The Volkswagen e-Golf was the other big EV debut in November, and it didn’t disappoint. VW sold 119 electrified Golfs in its first month on the market. Situated price-wise between the Leaf and the German luxury brand EVs, the e-Golf should have a market for consumers who prefer the Volkswagen brand over, say, Kia or Nissan. In fact, the coming months should hint of what’s in store for the e-Golf as it becomes more readily available. For a debut month, it showed plenty of promise.

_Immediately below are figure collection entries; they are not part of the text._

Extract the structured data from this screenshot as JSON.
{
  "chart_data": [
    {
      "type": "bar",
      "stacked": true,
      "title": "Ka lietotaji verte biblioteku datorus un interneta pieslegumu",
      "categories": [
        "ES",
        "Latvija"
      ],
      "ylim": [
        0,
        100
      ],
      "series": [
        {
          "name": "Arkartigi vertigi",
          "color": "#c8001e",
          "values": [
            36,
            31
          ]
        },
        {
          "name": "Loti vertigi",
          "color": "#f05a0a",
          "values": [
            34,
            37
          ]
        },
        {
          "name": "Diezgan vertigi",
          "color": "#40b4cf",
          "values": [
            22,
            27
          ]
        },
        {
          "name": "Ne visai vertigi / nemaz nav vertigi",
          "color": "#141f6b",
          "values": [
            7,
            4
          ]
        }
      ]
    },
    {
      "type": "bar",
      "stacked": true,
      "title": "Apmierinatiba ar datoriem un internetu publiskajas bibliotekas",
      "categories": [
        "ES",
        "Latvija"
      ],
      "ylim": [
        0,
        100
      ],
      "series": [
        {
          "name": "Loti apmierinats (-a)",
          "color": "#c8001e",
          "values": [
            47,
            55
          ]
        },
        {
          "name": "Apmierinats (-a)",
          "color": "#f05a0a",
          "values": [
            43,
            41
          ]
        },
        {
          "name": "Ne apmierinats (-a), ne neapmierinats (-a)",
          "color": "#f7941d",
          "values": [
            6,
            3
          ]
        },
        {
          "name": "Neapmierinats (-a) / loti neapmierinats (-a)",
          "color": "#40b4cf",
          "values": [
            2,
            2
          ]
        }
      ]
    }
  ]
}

Smart ForTwo Electric Drive
You know you want one. Well, 303 consumers drove home a Smart Electric Drive in November, which gave Daimler’s mini EV its best month of 2014. The Smart ED doubled its October sales, eclipsed 300 units sold for the first time this year, and posted a gain of 105% over November 2013. If none of that is worth celebrating, we’re not sure what is. Smart had the fourth-best selling pure electric vehicle in the United States in November.
Ford Fusion Energi
Though Fusion Energi sales dipped slightly (13%) year-over-year, Ford’s plug-in midsize hybrid sold 752 units in November. That total was one of the stronger performances among vehicles with pure electric range. (By contrast, the Toyota Prius plug-in sold just 451 units). Through the first 11 months of 2014, Fusion Energi sales are up 103% over 2013.
Ford is showing it believes in the long-term viability of hybrids in its full line of vehicles, including the F-150. Gas prices rise and fall, but a car may go 10 years or more in the same owner’s hands. Choosing an efficient hybrid or electric vehicle is the smart choice for long-terms cost savings and emissions reductions.